アマゾンで本を買おうとして、何をそんなに急いでるんだろう、とハッとした。
私が中学生ぐらいの時は、街の外れにある本屋さんに行って、そこになければお父さんに頼んで買ってきてもらうか、注文をして届くのを待つしかなかった。
だいたい注文してから1週間ぐらいは待たされた。
でも、待つのも楽しみだったのだ。
今日届くかな、まだかな。
届いた日には、放課後、取りに行くのを待ちきれず、掃除の時間が我慢できなくてうずうずするほど、手に入れること自体がうれしかったのだ。
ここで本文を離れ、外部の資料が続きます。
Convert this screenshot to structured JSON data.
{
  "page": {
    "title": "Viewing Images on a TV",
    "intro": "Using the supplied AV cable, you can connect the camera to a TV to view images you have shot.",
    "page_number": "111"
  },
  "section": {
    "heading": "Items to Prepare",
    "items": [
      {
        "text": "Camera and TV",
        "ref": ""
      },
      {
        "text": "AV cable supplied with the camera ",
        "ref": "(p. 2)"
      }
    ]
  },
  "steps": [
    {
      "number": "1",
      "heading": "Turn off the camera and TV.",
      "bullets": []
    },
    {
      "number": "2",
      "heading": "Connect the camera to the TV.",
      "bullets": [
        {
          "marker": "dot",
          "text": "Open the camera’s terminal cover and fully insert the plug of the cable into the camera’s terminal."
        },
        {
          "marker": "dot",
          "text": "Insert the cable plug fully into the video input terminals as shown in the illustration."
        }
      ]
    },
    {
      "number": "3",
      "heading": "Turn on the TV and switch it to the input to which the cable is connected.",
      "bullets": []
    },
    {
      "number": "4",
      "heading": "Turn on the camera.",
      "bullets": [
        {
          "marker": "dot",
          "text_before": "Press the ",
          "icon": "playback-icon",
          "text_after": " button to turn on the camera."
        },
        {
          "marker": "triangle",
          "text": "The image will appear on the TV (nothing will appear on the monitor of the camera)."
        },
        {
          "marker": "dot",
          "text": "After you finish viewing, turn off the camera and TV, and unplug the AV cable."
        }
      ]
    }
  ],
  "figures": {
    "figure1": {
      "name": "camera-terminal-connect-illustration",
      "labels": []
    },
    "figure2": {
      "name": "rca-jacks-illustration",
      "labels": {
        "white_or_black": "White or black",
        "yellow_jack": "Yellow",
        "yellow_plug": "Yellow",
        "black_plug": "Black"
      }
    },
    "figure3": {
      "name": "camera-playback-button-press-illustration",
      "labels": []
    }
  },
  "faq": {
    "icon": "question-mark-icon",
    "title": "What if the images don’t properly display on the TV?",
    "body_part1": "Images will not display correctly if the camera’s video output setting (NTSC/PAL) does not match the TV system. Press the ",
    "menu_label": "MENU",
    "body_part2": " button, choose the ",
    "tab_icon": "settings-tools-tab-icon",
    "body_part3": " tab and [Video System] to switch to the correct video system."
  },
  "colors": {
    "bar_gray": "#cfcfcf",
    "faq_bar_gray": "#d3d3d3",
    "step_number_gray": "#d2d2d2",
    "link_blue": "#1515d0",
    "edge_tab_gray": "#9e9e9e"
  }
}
今の家に引っ越してきて、行きつけの本屋さんができた。
ドラえもんのエプロンをしたおじいさんが店番をしていた。
私はちょっと日数はかかるけど、たまにそこで本を注文していた。でも別におじいさんもいつまでたってもそっけなくて、愛想もよいわけでもなく、ただ近所にあるから、という感じだった。
本のセレクトも、こだわりがあるわけでもなく、ごく普通で、ひと通り揃っているけど、足りないものも結構ある、そんな感じ。
しばらく忙しくて、その店の前を通らないでいた。
久しぶりに本でも探そうか、と出向いたらシャッターが下りていて、閉店の挨拶が張ってあった。
もう、あのおじいさんには会えないんだ。
なんだかちょっとさびしかった。
本を誰かに手渡される。
そのことが私をほんのちょっとなぐさめてきてくれてたんだ、と知った。